= Dreamchipper =

1989 scenario book for the Shadowrun RPG

Dreamchipper is an adventure published by FASA in 1989 for the cyberpunk near-future role-playing game Shadowrun.

==Publication history==
Dreamchipper is an 80-page book written by James D. Long, with a cover by Dave Dorman, and published by FASA in 1989.

==Plot summary==
Several prototype military grade personality chips programmed to replicate the personalities of historical figures Jack the Ripper, Cleopatra, and Genghis Khan have been stolen. The shadowrunners (the player characters) are hired to retrieve the chips.

==Reception==
In the April 1990 edition of Dragon (Issue #156), Ken Rolston called this "good, gritty cyberpunk, well organized and entertaining, with a solid action-adventure story line." Rolston complimented the adventure for being broken into short and manageable episodes, and also for allowing enough leeway to allow for the players' "characterization and divergent problem solving." Rolston concluded with a thumbs up, saying, "The Shadowrun game is one of the hottest role-playing settings at present, and this is a good example of how that setting can translate into dramatic action-adventure role-playing."

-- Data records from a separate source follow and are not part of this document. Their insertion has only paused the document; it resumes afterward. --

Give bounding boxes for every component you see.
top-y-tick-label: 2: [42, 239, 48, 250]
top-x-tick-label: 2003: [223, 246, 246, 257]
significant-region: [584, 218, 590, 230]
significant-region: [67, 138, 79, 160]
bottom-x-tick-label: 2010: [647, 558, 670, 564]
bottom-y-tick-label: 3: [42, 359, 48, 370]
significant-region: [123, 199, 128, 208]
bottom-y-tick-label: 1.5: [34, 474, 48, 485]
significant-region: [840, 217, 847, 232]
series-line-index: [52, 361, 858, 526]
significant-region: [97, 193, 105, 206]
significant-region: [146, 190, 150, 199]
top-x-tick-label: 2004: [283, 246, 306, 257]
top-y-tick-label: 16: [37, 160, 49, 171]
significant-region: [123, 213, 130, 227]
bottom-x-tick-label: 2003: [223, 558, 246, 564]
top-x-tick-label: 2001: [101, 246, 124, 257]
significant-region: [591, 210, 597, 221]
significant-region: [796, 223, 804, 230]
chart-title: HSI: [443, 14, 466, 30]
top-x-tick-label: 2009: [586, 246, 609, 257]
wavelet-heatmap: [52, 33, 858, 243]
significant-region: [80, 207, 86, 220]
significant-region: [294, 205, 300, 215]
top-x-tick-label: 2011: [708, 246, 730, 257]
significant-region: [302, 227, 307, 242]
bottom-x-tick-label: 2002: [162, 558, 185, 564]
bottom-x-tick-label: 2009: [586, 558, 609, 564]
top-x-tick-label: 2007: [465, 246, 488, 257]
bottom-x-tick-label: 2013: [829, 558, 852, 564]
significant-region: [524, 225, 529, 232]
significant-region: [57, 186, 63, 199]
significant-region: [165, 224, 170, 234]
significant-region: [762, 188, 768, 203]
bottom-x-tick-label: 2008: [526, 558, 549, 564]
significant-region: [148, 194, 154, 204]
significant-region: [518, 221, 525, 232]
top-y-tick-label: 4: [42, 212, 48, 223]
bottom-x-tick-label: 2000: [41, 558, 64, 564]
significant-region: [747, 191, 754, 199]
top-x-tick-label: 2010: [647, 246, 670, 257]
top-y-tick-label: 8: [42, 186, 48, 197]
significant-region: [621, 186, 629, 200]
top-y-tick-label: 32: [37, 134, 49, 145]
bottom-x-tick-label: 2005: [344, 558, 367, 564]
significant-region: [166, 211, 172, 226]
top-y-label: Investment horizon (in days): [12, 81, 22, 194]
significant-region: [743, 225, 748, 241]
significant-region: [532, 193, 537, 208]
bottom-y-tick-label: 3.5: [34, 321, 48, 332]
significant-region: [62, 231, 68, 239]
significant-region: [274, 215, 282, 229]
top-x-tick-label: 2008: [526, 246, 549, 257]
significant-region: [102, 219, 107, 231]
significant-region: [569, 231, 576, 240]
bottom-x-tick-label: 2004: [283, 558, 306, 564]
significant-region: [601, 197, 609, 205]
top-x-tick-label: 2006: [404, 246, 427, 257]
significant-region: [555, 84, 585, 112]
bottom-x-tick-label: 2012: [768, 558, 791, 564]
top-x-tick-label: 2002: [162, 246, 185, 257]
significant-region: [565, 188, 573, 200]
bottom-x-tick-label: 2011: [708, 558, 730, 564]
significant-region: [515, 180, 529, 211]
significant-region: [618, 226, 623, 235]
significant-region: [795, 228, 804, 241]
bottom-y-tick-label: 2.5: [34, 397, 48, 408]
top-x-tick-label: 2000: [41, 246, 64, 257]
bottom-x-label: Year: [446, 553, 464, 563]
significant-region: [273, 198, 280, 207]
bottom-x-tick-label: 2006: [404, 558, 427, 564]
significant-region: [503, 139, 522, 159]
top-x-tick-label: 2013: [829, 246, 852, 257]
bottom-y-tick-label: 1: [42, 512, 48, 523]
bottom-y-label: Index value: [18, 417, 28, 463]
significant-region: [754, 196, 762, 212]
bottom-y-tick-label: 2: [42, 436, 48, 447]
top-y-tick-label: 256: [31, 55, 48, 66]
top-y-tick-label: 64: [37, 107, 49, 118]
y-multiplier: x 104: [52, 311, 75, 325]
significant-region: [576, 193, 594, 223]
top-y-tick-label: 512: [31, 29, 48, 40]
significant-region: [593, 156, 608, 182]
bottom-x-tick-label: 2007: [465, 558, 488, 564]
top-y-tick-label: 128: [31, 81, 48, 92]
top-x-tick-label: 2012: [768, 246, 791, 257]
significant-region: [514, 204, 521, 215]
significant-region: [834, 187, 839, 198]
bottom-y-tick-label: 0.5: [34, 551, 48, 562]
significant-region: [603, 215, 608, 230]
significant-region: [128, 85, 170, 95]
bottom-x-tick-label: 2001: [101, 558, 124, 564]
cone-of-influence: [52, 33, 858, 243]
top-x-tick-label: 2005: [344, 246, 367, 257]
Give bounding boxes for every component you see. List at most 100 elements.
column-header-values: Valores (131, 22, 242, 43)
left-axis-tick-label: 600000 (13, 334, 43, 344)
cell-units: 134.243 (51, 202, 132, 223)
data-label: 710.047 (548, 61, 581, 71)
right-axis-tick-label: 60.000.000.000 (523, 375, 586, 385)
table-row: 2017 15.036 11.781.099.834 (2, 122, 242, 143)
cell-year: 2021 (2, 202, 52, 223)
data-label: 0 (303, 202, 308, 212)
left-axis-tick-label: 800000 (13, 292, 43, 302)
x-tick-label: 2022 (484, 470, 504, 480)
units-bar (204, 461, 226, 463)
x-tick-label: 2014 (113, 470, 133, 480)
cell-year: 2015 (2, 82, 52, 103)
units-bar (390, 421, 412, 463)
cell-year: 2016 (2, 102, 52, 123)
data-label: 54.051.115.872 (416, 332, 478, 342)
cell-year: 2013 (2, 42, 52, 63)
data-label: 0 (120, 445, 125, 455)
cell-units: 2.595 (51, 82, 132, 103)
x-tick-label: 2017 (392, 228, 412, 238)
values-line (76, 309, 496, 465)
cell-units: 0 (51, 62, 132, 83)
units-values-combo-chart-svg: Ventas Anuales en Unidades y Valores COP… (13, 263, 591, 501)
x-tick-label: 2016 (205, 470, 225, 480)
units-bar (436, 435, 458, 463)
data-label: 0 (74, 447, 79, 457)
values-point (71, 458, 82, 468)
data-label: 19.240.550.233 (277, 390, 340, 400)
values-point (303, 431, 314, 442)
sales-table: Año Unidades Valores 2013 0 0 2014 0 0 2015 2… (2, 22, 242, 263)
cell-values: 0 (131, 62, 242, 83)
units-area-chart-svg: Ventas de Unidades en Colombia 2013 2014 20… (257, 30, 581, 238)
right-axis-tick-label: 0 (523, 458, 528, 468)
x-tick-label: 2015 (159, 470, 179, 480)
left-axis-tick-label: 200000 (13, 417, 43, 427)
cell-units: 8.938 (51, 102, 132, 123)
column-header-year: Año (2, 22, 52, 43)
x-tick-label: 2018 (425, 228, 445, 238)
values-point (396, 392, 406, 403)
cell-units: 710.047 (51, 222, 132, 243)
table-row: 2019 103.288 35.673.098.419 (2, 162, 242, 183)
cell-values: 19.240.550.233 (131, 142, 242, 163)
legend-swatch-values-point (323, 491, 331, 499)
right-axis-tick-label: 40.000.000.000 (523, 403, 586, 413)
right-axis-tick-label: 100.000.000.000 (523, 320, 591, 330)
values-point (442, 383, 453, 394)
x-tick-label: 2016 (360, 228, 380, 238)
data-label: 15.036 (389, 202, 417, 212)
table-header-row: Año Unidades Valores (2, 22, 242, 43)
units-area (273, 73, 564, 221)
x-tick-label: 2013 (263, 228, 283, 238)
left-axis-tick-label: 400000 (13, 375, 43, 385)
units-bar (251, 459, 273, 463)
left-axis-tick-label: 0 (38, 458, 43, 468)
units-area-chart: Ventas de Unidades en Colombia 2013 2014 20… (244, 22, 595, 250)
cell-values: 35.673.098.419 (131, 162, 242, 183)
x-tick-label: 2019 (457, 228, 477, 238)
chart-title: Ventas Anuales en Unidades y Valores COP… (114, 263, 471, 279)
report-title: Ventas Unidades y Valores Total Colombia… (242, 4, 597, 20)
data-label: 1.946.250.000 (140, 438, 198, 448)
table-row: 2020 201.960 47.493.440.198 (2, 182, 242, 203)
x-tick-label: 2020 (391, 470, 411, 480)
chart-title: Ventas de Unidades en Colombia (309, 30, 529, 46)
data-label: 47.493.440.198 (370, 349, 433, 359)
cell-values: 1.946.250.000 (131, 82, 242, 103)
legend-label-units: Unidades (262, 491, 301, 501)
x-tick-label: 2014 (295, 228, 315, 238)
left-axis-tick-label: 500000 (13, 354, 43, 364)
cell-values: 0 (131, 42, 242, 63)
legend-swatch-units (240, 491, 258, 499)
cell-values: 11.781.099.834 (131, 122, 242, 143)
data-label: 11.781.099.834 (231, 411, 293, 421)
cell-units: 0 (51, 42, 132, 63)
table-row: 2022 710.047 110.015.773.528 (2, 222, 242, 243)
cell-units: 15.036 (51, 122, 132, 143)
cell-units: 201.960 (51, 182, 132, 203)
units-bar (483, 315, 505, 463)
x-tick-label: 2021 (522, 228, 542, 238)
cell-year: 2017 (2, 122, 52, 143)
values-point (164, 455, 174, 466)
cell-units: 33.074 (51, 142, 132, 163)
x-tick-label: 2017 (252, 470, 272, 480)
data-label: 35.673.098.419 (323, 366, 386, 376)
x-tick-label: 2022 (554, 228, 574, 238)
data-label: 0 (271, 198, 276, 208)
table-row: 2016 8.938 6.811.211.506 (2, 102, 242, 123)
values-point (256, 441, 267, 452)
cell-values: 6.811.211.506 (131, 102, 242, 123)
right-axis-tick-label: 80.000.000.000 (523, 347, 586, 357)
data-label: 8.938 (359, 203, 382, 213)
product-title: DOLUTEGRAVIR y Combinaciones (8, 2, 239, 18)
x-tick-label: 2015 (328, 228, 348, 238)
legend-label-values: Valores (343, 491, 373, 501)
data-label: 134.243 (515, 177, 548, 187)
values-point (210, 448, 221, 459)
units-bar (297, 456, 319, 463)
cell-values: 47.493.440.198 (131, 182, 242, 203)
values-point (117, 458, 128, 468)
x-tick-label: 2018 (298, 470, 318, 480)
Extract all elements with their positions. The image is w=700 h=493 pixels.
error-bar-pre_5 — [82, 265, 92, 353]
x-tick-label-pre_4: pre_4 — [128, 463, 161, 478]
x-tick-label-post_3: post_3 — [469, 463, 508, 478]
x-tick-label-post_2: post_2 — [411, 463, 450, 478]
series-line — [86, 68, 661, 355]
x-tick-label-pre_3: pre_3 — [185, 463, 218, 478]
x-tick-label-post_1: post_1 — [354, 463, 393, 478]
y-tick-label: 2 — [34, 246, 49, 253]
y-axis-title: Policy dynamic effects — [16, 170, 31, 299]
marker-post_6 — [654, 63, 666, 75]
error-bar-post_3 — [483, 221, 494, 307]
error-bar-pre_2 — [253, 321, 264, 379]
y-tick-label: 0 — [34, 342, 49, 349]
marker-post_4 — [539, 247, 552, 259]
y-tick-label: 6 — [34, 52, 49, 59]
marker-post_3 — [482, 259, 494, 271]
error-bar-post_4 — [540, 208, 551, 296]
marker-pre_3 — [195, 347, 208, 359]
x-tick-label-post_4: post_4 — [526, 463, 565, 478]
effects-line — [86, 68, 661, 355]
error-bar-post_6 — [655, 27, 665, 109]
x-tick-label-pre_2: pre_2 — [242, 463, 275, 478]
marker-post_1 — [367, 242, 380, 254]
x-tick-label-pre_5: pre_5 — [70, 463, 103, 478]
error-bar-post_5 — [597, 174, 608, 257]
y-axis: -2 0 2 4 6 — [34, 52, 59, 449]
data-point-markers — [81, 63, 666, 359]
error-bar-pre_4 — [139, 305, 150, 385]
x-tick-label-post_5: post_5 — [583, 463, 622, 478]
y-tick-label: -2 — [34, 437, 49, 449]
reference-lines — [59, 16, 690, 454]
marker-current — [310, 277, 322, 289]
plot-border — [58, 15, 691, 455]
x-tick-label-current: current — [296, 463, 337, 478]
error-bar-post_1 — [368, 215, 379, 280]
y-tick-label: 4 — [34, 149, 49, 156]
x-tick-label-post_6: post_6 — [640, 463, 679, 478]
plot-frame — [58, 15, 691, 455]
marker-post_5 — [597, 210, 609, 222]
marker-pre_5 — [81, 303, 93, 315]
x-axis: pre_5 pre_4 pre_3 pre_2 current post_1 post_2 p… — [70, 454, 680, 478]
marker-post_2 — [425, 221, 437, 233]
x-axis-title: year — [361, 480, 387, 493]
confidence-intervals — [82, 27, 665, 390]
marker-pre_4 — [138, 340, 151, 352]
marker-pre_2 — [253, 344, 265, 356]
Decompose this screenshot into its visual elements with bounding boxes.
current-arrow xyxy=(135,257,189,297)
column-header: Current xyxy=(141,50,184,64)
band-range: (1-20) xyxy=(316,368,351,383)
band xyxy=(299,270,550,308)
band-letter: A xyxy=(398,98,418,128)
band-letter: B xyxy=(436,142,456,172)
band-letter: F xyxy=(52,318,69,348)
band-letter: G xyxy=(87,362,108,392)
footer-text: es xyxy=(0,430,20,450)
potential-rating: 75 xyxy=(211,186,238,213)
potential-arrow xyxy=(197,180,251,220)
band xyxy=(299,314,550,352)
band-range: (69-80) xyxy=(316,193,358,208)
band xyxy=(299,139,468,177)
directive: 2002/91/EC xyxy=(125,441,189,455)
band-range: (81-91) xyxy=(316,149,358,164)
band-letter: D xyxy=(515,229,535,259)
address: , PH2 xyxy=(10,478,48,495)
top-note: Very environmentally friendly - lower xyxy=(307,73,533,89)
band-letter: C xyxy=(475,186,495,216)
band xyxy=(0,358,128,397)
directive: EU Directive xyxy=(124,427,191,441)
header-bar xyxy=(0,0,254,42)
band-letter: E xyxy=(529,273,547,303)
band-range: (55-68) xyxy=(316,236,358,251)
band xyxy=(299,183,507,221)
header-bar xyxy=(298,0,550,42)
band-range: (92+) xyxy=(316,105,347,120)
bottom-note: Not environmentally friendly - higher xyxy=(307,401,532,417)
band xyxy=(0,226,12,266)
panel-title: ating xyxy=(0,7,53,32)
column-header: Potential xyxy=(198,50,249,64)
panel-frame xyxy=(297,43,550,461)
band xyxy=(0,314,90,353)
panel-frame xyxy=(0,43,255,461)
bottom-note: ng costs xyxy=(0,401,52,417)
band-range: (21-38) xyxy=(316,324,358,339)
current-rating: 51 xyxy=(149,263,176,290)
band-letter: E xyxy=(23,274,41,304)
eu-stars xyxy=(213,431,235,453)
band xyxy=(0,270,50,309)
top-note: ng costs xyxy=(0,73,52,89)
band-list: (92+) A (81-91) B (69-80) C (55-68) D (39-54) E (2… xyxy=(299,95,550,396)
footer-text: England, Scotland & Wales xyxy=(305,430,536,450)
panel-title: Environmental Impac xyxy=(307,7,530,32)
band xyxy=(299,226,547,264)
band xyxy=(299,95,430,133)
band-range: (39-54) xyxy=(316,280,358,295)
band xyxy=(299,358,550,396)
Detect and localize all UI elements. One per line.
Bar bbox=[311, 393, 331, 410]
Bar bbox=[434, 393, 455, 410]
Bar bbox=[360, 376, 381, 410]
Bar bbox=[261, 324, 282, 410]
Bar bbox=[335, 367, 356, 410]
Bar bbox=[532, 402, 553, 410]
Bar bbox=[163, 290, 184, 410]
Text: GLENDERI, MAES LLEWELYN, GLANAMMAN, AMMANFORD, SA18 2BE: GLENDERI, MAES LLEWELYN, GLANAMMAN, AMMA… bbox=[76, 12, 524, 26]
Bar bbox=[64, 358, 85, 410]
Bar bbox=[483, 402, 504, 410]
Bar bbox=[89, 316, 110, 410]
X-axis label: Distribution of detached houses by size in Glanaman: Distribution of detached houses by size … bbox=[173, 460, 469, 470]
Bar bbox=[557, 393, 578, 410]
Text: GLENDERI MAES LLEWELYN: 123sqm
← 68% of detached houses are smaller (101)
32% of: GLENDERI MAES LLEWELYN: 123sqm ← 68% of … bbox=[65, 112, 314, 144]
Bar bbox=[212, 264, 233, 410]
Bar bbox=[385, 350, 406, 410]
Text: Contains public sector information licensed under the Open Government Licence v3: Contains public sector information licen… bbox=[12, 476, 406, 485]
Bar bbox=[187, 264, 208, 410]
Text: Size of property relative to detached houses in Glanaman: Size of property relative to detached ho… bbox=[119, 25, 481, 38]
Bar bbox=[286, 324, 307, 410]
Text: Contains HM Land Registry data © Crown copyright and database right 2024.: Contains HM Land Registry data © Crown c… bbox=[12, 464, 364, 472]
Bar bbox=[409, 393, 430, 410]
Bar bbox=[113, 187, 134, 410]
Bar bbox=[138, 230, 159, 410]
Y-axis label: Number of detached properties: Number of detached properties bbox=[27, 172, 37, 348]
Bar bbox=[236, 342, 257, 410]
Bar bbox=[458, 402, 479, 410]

Stephan Wieck reviewed Dreamchipper for White Wolf #20, rating it 4 out of 5 overall, and stated that "I found Dreamchipper to be a very good adventure. It's [sic] plot centers around cyberpunk technology and involves some of the psychological strangeness prevalent in cyberpunk literature."

In the May 1990 edition of Games International, Lee Brimmicombe-Wood admired the production quality of the book, which he called "up to the usual excellent standard." He also liked the "street atmosphere" of the scenario, and complimented it because "the annoying fantasy element doesn't intrude." Brimmicombe-Wood concluded by giving this adventure an average rating of 7 out of 10, saying, "Dreamchipper runs at a slower pace than its predecessor Mercurial, but there's much more scope for character interaction and there are enough lead-ons to make it an excellent kick-off for any campaign."